I’ve just received an email from an agitated client who runs their own Apache server, one of the websites on there has been hacked and he thinks that Piwik (which I only installed 2 weeks ago) is responsible for the security breach. Below is the content of the email.
"This morning we were alerted by abuse contact that our website had been compromised. Upon investigation they were correct and we found a load of random named folders with phishing websites loaded into them, RAT’s and remote shell scripts. Obviously we’ve been left with no choice but to close the website down until fixed.
Looking over the logs, the first affected files were sitting in /piwik/ uploaded last night at 19:56:54. I looked up piwik and it’s a free open source software (What is Piwik? - Analytics Platform - Piwik) meaning anyone can get hold of the source code which will explain how they’ve gained access. Example being it is being targeted as per this year’s exploit (Piwik CMS Superuser Plugin Upload Exploit).
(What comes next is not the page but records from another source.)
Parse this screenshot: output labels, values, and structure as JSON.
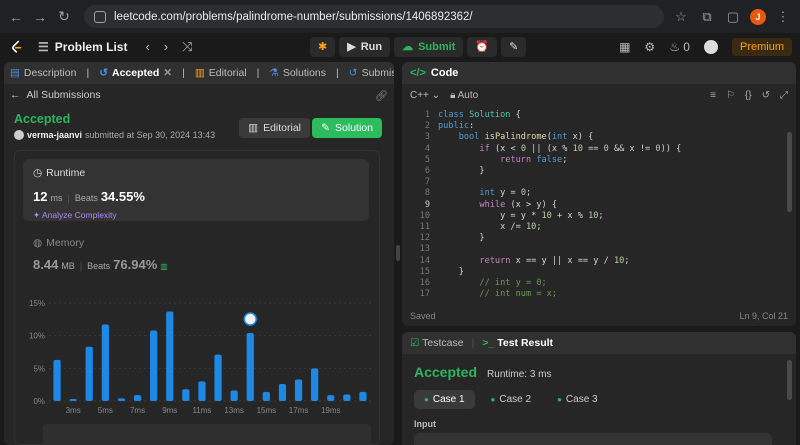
{
  "browser": {
    "url": "leetcode.com/problems/palindrome-number/submissions/1406892362/",
    "profile_initial": "J"
  },
  "topbar": {
    "problem_list": "Problem List",
    "run": "Run",
    "submit": "Submit",
    "streak": "0",
    "premium": "Premium"
  },
  "left_tabs": {
    "description": "Description",
    "accepted": "Accepted",
    "editorial": "Editorial",
    "solutions": "Solutions",
    "submissions": "Submissions"
  },
  "all_submissions": "All Submissions",
  "submission": {
    "status": "Accepted",
    "user": "verma-jaanvi",
    "submitted_text": "submitted at Sep 30, 2024 13:43",
    "editorial_btn": "Editorial",
    "solution_btn": "Solution"
  },
  "runtime": {
    "title": "Runtime",
    "value": "12",
    "unit": "ms",
    "beats_label": "Beats",
    "beats": "34.55%",
    "analyze": "Analyze Complexity"
  },
  "memory": {
    "title": "Memory",
    "value": "8.44",
    "unit": "MB",
    "beats_label": "Beats",
    "beats": "76.94%"
  },
  "chart_data": {
    "type": "bar",
    "ylim": [
      0,
      15
    ],
    "yticks": [
      "0%",
      "5%",
      "10%",
      "15%"
    ],
    "xticks": [
      "3ms",
      "5ms",
      "7ms",
      "9ms",
      "11ms",
      "13ms",
      "15ms",
      "17ms",
      "19ms"
    ],
    "values": [
      6.3,
      0.3,
      8.3,
      11.7,
      0.4,
      0.9,
      10.8,
      13.7,
      1.8,
      3.0,
      7.1,
      1.6,
      10.4,
      1.4,
      2.6,
      3.3,
      5.0,
      0.9,
      1.0,
      1.4
    ],
    "highlight_index": 12,
    "color": "#1e88e5"
  },
  "code_panel": {
    "title": "Code",
    "language": "C++",
    "auto": "Auto",
    "saved": "Saved",
    "cursor": "Ln 9, Col 21",
    "line_numbers": [
      "1",
      "2",
      "3",
      "4",
      "5",
      "6",
      "7",
      "8",
      "9",
      "10",
      "11",
      "12",
      "13",
      "14",
      "15",
      "16",
      "17"
    ]
  },
  "result_panel": {
    "testcase_tab": "Testcase",
    "result_tab": "Test Result",
    "status": "Accepted",
    "runtime": "Runtime: 3 ms",
    "cases": [
      "Case 1",
      "Case 2",
      "Case 3"
    ],
    "input_label": "Input"
  }
}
I don’t feel we should be loading free open source software on a live server as it isn’t secure. Our server contains many other websites and has the potential to cause major disruption to our clients if it goes down. We’ve not had any issues for the last 2-3 years and although not intentional, it has made whoever loaded this on look very silly that you’ve used free open source software which has led to an exploit."
I have Piwik installed on hundreds of sites and have never had a problem such as this, I always update whenever a new version is released.
I’m at a loss to understand how this happened, can anybody give me a pointer?